LinkedIn reinvents mobile apps for daily consumption

The social network for professionals has dramatically altered the mobile experience to suck members into a personalized stream of business content.

Jennifer Van Grove Former Senior Writer / News
Jennifer Van Grove covered the social beat for CNET. She loves Boo the dog, CrossFit, and eating vegan. Her jokes are often in poor taste, but her articles are not.
Jennifer Van Grove
3 min read

LinkedIn today released completely overhauled versions of its applications for iPhone and Android as part of an ongoing effort to make its social network for professionals a rich, daily destination for consuming content and connecting with others.

The fresh applications, which bear little resemblance to their former versions, sport a colorful and crisp design, a reworked navigation, and personalization features all intended to make LinkedIn for iPhone or Android a vehicle for rabid consumption. The iPhone and Android apps are also now available in 15 different languages.

The underlying design principle behind the new mobile apps is that everything you care about should be just one tap away, Tomer Cohen, LinkedIn's senior product manager and mobile phone lead, told CNET. "We wanted to bring everything to the user, instead of the user having to go fetch the information."

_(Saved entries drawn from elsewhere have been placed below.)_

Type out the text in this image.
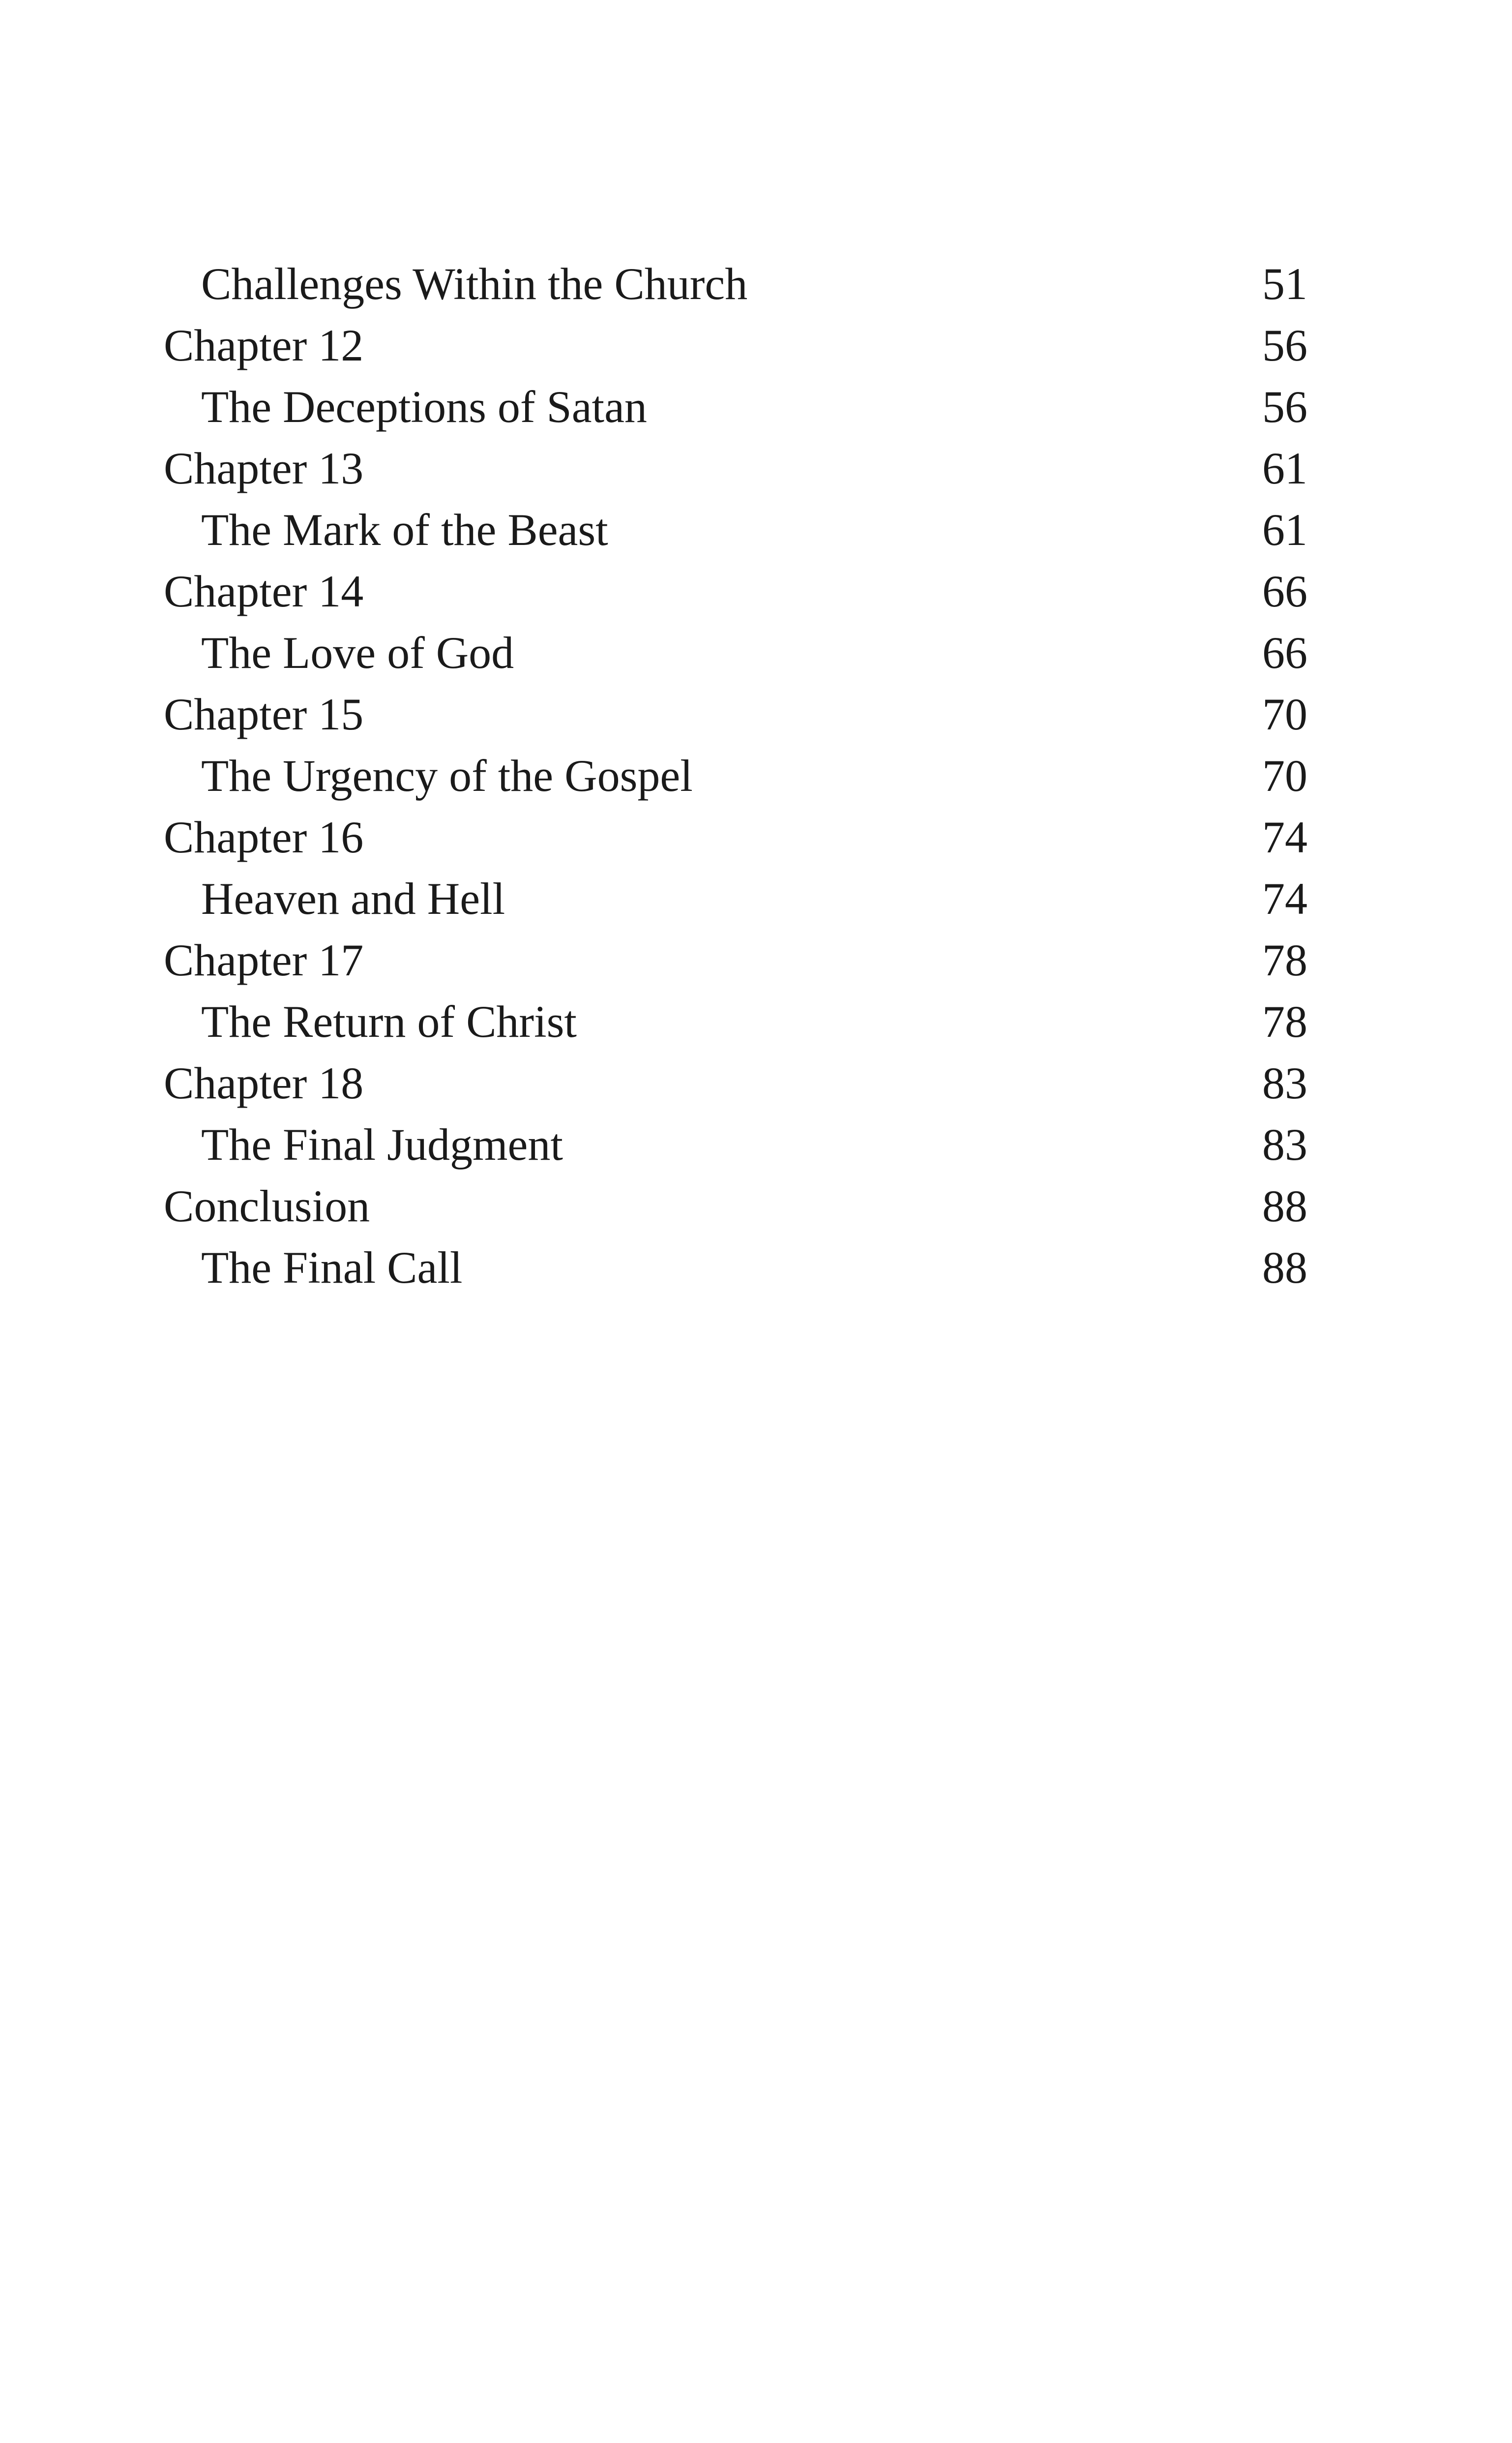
Challenges Within the Church	51
Chapter 12	56
The Deceptions of Satan	56
Chapter 13	61
The Mark of the Beast	61
Chapter 14	66
The Love of God	66
Chapter 15	70
The Urgency of the Gospel	70
Chapter 16	74
Heaven and Hell	74
Chapter 17	78
The Return of Christ	78
Chapter 18	83
The Final Judgment	83
Conclusion	88
The Final Call	88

The company has done that, with a cleaner and customizable navigation menu that slides in from the left-hand side of the screen to efficiently direct your attention to whatever interests you, and slides out to reveal a dynamic stream experience.

It's this new rich stream environment, the center stage of the application, that will likely capture the most attention and stimulate more activity on the social network. The stream is comprised of a number of story types, called "cards," that are shown to people based on their browsing behaviors.

Stories include status updates, connection updates, news, posts from the influencers you follow, group posts, job changes, and so forth. If you're a big content reader, you'll see more content than others, Cohen said. Likewise, if you're a job seeker, then the stream will feature more recommended jobs.

And whereas before the idea behind the stream was to present members with small, mobile-appropriate bits of information, now the focus is on helping people easily take actions. "Likes" and comments, for instance, are finally embedded within the stream, which makes these actions far more accessible and enticing.

LinkedIn's new stream also borrows from both Facebook's filtered feed approach and Twitter's unfiltered stream style to present just the right updates for each person, depending on how frequently they use the application. The algorithm powering the stream, which Head of Mobile Products Joff Redfern said blends science with art, selects top stories since your last visit if you're an infrequent visitor. Alternatively, the stream shows all of the most recent updates should you be a more habitual user of the application.

Though now impressive to behold, LinkedIn's mobile apps don't yet possess some of the network's newest features. Mentions, for instance, didn't make this release. Nor did the retooled search experience, which should find its way to mobile eventually.

But if LinkedIn has done its job successfully, the new applications will provide members with an extremely detailed and emotional environment, and will better serve the 27 percent of unique visitors who use the professional service on mobile. The company didn't want to leave this outcome to chance, so for the past three months it provided its employees with a beta version of the application to test.

The result is that LinkedIn collected more than 10,000 pieces of feedback to make a "really great app that is going to pay attention to hundreds of little details," Redfern insisted.